This article was contributed by Andy Oram


LibrePlanet

Many large institutions, especially government agencies, would like to distribute their software—including the software of the vendors with whom they contract—as free software. They have a variety of reasons, ranging from the hope that opening the code will boost its use, all the way to a mature understanding of the importance of community, transparency, and freedom. There are special steps institutions can take to help ensure success, some stemming from best practices performed by many free-software projects and others specific to large organizations. At the 2018 LibrePlanet conference, Cecilia Donnelly laid out nine principles for the successful creation and maintenance of a software project under these circumstances.

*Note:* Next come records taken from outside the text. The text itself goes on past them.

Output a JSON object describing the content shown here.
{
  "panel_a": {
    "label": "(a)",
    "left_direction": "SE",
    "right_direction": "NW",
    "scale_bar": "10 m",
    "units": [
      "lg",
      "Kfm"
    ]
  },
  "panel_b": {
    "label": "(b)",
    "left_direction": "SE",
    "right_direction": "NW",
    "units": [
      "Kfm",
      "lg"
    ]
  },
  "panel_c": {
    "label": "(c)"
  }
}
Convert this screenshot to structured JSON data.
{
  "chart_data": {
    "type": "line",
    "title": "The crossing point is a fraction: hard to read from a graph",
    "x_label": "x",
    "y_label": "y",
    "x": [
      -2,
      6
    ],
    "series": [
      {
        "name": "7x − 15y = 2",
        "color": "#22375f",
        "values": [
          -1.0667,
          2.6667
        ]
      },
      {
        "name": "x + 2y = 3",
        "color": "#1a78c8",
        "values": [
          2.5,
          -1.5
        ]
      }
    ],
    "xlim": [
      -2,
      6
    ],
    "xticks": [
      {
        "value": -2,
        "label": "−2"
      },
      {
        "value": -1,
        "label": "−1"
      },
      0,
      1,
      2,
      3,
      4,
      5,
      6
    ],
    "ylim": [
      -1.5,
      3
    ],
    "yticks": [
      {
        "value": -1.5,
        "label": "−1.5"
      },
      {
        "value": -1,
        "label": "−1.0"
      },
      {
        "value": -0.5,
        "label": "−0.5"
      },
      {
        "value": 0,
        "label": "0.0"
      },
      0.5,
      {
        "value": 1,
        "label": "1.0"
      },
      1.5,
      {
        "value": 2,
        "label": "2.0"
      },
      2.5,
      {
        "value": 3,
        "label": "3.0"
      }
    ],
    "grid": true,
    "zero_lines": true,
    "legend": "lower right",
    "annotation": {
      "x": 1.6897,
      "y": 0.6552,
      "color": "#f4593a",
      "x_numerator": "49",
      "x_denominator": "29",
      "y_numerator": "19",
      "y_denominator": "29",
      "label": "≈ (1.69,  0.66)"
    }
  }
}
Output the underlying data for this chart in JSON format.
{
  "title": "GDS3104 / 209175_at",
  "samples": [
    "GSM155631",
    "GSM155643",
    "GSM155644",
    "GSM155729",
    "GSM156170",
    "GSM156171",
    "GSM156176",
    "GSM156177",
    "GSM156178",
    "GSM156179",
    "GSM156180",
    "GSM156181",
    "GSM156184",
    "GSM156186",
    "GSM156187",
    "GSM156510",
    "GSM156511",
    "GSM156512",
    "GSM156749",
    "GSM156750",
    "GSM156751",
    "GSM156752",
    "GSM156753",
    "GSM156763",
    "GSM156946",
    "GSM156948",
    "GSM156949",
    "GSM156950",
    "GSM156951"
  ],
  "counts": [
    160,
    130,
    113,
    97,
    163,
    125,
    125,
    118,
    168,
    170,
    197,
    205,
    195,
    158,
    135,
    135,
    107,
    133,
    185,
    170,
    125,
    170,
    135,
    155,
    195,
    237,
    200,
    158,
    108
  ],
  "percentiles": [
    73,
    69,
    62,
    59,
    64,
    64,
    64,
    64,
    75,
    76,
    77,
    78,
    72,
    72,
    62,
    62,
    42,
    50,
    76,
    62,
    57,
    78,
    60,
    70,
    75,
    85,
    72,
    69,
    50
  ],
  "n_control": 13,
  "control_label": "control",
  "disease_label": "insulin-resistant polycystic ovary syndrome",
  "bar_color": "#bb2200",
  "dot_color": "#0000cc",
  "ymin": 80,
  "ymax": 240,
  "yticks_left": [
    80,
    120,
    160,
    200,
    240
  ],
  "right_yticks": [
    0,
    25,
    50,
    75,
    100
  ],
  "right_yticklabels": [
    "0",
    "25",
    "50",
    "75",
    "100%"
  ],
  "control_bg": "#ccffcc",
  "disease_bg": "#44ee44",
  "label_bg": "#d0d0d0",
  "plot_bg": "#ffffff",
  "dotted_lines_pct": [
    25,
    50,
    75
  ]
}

In her presentation (available as a video), Donnelly focused on a single project: GeoNode. She conducted research on the project as a consultant, co-authoring a report [PDF] with her colleague Karl Fogel of Open Tech Strategies, LLC.

[Cecilia Donnelly]

GeoNode makes it convenient to record locations, share geo-locale information, and to display it on maps. The base maps can be obtained from a commercial provider (such as Google or Bing) or from an open-source provider (OpenStreetMap). The project was started by the Global Facility for Disaster Reduction and Recovery (GFDRR) to speed up disaster response. The GFDRR Innovation Lab also funded Donnelly's and Fogel's report. Chapter 3 of the report explains just how frustrating data sharing and coordinated responses were before GeoNode. Proprietary tools were failing; a grassroots and collaborative project was urgently needed.

The GFDRR, in turn, is funded by the World Bank. One could scarcely find a more well-recognized and well-established institution. It was successful in nimbly and transparently turning GeoNode into a thriving community project, not only used over the past seven years by many non-profit organizations, but supported and developed in a highly distributed way. Donnelly said that the public backing of such a respected and wealthy organization helped attract other collaborators. The body responsible for coordinating all this work is now called the Open Data for Resilience Initiative (OpenDRI). The license for GeoNode is the GPLv3.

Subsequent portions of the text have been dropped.